By nature, coyotes are timid and shy animals that tend to steer clear of any potential danger and thus pose little threat to humans, according to www.gohuntgeorgia.com.
Contrary to popular belief, these animals do not hunt in packs, but rather are primarily solitary hunters. Despite these characteristics, problems sometimes do occur as these predators become increasingly tolerant of human interactions. Prevention is the best defense against nuisance coyotes, according to Georgia Department of Natural Resources Coyote fact sheet.
Belanger said this will protect wildlife such as deer that are showing signs of giving birth and family pets including dogs and cats.
“This will help protect domestic animals because coyotes have been known to prey on small dogs and cats,” Belanger said. “However, since I have been the game warden here, I have not had any reports of domestic animals falling prey to coyotes.”
Hunting will be conducted in areas designated by Natural Resources.
“Check-in/check-out procedures for hunting have been established for the hunting period,” Belanger said. “This process must be followed in order to keep hunters safe and designated areas may change due to training requirements or other environmental surveys being conducted.”
Hunters must obtain Georgia state and a base hunting licenses before they can hunt on base, he explained.

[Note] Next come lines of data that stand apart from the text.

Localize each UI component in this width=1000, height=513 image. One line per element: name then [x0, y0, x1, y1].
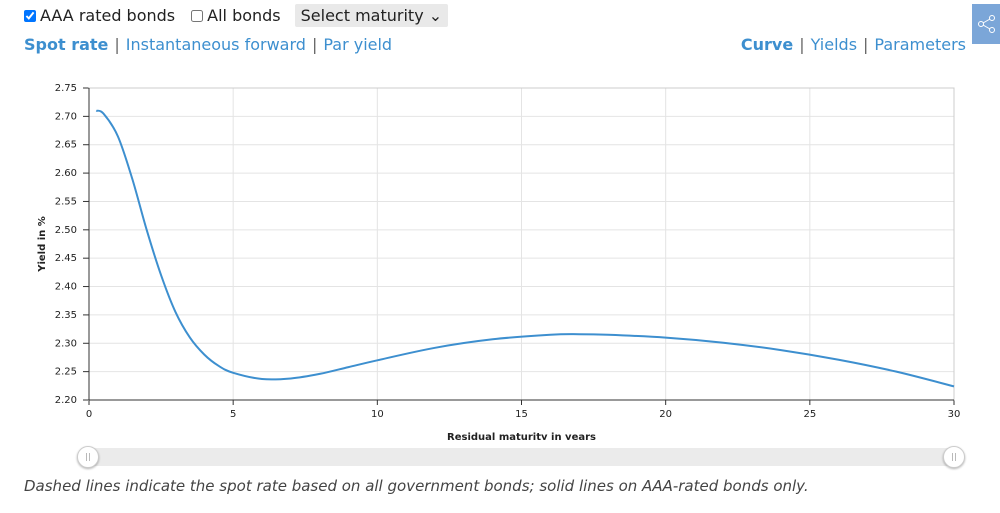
tab[interactable]: Curve — [740, 35, 794, 54]
y-tick-label: 2.20 — [55, 395, 77, 406]
x-tick-label: 25 — [803, 409, 816, 420]
share-button[interactable] — [972, 4, 1000, 44]
all-checkbox[interactable] — [191, 9, 204, 22]
x-axis-title: Residual maturity in years — [447, 432, 596, 440]
y-tick-label: 2.30 — [55, 338, 77, 349]
y-axis-title: Yield in % — [37, 216, 48, 273]
aaa-label: AAA rated bonds — [40, 6, 176, 25]
y-tick-label: 2.25 — [55, 367, 77, 378]
curve-line — [95, 109, 955, 388]
y-tick-label: 2.70 — [55, 111, 77, 122]
view-tabs: Spot rate | Instantaneous forward | Par yiel… — [24, 35, 398, 54]
y-tick-label: 2.40 — [55, 282, 77, 293]
y-tick-label: 2.65 — [55, 140, 77, 151]
x-tick-label: 10 — [371, 409, 384, 420]
footnote: Dashed lines indicate the spot rate base… — [24, 477, 809, 495]
slider-handle[interactable]: || — [77, 446, 99, 468]
tab[interactable]: Par yield — [323, 35, 393, 54]
slider-handle[interactable]: || — [943, 446, 965, 468]
tab-separator: | — [114, 35, 120, 54]
tab-separator: | — [799, 35, 805, 54]
x-tick-label: 5 — [230, 409, 236, 420]
y-tick-label: 2.55 — [55, 196, 77, 207]
x-tick-label: 30 — [948, 409, 961, 420]
tab[interactable]: Yields — [810, 35, 858, 54]
tab[interactable]: Spot rate — [24, 35, 109, 54]
aaa-option[interactable]: AAA rated bonds — [22, 6, 175, 25]
all-option[interactable]: All bonds — [189, 6, 281, 25]
tab-separator: | — [863, 35, 869, 54]
x-tick-label: 0 — [86, 409, 92, 420]
aaa-checkbox[interactable] — [24, 9, 36, 22]
all-label: All bonds — [207, 6, 281, 25]
select-text: Select maturity — [300, 6, 424, 25]
tab[interactable]: Instantaneous forward — [125, 35, 306, 54]
x-tick-label: 15 — [515, 409, 528, 420]
y-tick-label: 2.60 — [55, 168, 77, 179]
maturity-select[interactable]: Select maturity ⌄ — [294, 4, 449, 27]
y-tick-label: 2.75 — [55, 83, 77, 94]
range-slider[interactable]: || || — [77, 446, 965, 468]
y-tick-label: 2.45 — [55, 253, 77, 264]
x-tick-label: 20 — [659, 409, 672, 420]
share-icon — [978, 15, 995, 33]
tab-separator: | — [311, 35, 318, 54]
y-tick-label: 2.35 — [55, 310, 77, 321]
mode-tabs: Curve | Yields | Parameters — [741, 35, 972, 54]
y-tick-label: 2.50 — [55, 225, 77, 236]
controls: AAA rated bonds All bonds Select maturit… — [22, 4, 449, 27]
tab[interactable]: Parameters — [874, 35, 966, 54]
chart: 2.20 2.25 2.30 2.35 2.40 2.45 2.50 2.55 2.60 2.65… — [37, 83, 961, 440]
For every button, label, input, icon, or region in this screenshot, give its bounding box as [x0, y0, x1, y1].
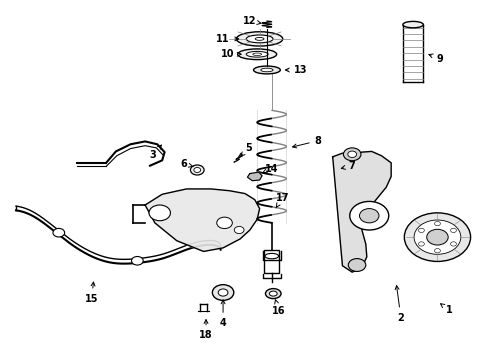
Text: 13: 13 [285, 65, 307, 75]
Ellipse shape [238, 49, 277, 60]
Circle shape [435, 249, 441, 253]
Circle shape [217, 217, 232, 229]
Text: 7: 7 [342, 161, 356, 171]
Ellipse shape [253, 66, 280, 74]
Circle shape [348, 258, 366, 271]
Circle shape [149, 205, 171, 221]
Text: 16: 16 [272, 300, 286, 316]
Circle shape [53, 228, 65, 237]
Circle shape [427, 229, 448, 245]
Circle shape [435, 221, 441, 226]
Ellipse shape [266, 289, 281, 298]
Text: 2: 2 [395, 285, 404, 323]
Circle shape [360, 208, 379, 223]
Circle shape [131, 256, 143, 265]
Bar [265, 249, 279, 273]
Text: 14: 14 [262, 163, 278, 174]
Circle shape [234, 226, 244, 234]
Circle shape [212, 285, 234, 300]
Text: 5: 5 [241, 143, 252, 156]
Text: 3: 3 [149, 145, 161, 160]
Circle shape [404, 213, 470, 261]
Ellipse shape [255, 37, 264, 40]
Ellipse shape [403, 21, 423, 28]
Text: 8: 8 [293, 136, 321, 148]
Ellipse shape [261, 68, 273, 72]
Circle shape [418, 242, 424, 246]
Circle shape [414, 220, 461, 254]
Polygon shape [236, 153, 243, 159]
Ellipse shape [265, 253, 279, 259]
Ellipse shape [237, 32, 283, 46]
Text: 12: 12 [243, 16, 261, 26]
Text: 11: 11 [216, 34, 239, 44]
Circle shape [350, 202, 389, 230]
Ellipse shape [270, 291, 277, 296]
Circle shape [343, 148, 361, 161]
Circle shape [451, 242, 456, 246]
Text: 15: 15 [85, 282, 98, 303]
Ellipse shape [246, 35, 273, 43]
Polygon shape [247, 172, 262, 181]
Ellipse shape [246, 51, 268, 57]
Text: 18: 18 [199, 320, 213, 341]
Text: 17: 17 [276, 193, 289, 208]
Text: 4: 4 [220, 300, 226, 328]
Circle shape [418, 228, 424, 233]
Text: 9: 9 [429, 54, 443, 64]
Polygon shape [145, 189, 260, 251]
Polygon shape [333, 152, 391, 272]
Circle shape [191, 165, 204, 175]
Text: 6: 6 [181, 159, 193, 169]
Ellipse shape [253, 53, 262, 55]
Circle shape [218, 289, 228, 296]
Circle shape [194, 167, 201, 172]
Text: 10: 10 [220, 49, 241, 59]
Circle shape [348, 151, 357, 157]
Text: 1: 1 [441, 304, 453, 315]
Circle shape [451, 228, 456, 233]
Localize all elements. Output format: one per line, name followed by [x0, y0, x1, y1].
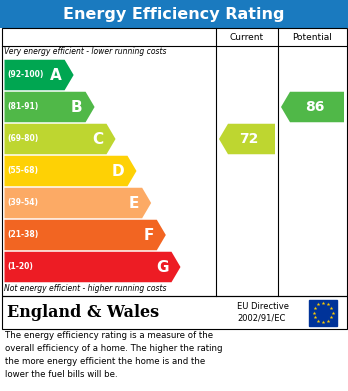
Text: G: G — [156, 260, 168, 274]
Text: Not energy efficient - higher running costs: Not energy efficient - higher running co… — [5, 284, 167, 293]
Bar — [309, 300, 337, 325]
Text: (39-54): (39-54) — [8, 199, 39, 208]
Text: A: A — [50, 68, 62, 83]
Bar — [0, 0, 348, 28]
Bar — [1, 296, 347, 329]
Polygon shape — [5, 92, 95, 122]
Bar — [1, 28, 347, 296]
Polygon shape — [5, 252, 181, 282]
Text: England & Wales: England & Wales — [7, 304, 159, 321]
Text: EU Directive
2002/91/EC: EU Directive 2002/91/EC — [237, 302, 289, 323]
Text: (55-68): (55-68) — [8, 167, 39, 176]
Text: F: F — [143, 228, 154, 242]
Polygon shape — [5, 220, 166, 250]
Bar — [0, 296, 348, 329]
Polygon shape — [5, 124, 116, 154]
Text: Very energy efficient - lower running costs: Very energy efficient - lower running co… — [5, 47, 167, 56]
Text: Current: Current — [230, 32, 264, 41]
Text: (1-20): (1-20) — [8, 262, 33, 271]
Text: (92-100): (92-100) — [8, 70, 44, 79]
Polygon shape — [5, 156, 136, 186]
Text: C: C — [93, 131, 104, 147]
Text: 72: 72 — [239, 132, 259, 146]
Text: (21-38): (21-38) — [8, 231, 39, 240]
Polygon shape — [281, 92, 344, 122]
Text: B: B — [71, 99, 82, 115]
Text: The energy efficiency rating is a measure of the
overall efficiency of a home. T: The energy efficiency rating is a measur… — [5, 331, 222, 378]
Text: Potential: Potential — [292, 32, 332, 41]
Text: (69-80): (69-80) — [8, 135, 39, 143]
Text: 86: 86 — [305, 100, 324, 114]
Text: (81-91): (81-91) — [8, 102, 39, 111]
Text: D: D — [112, 163, 125, 179]
Polygon shape — [5, 188, 151, 218]
Text: E: E — [129, 196, 139, 210]
Text: Energy Efficiency Rating: Energy Efficiency Rating — [63, 7, 285, 22]
Polygon shape — [5, 60, 74, 90]
Polygon shape — [219, 124, 275, 154]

“Each hunter must pass a short archery qualification course,” he said. “This is a proficiency exam to make sure each hunter can make ethical shots when hunting large or small game aboard the base. During this time, base regulations and safety requirements are explained.”
After attending and passing the archery course, hunters are assigned a number and are instructed to go to Building 5101 to purchase a base hunting license.
Belanger advises hunters not to buy a base hunting license until they have passed the archery course.
The game warden is also calling on base residents to assist in protecting small game and family pets.
“Although the houses have fenced-in yards, I would advise residents not to leave their pets outside unattended,” he said. “Also, do not leave any type of food, such as cat or dog food or table scraps, outside. This will lessen the opportunity for coyotes and other animals, such as raccoons or possums, to venture into the housing area looking for food.”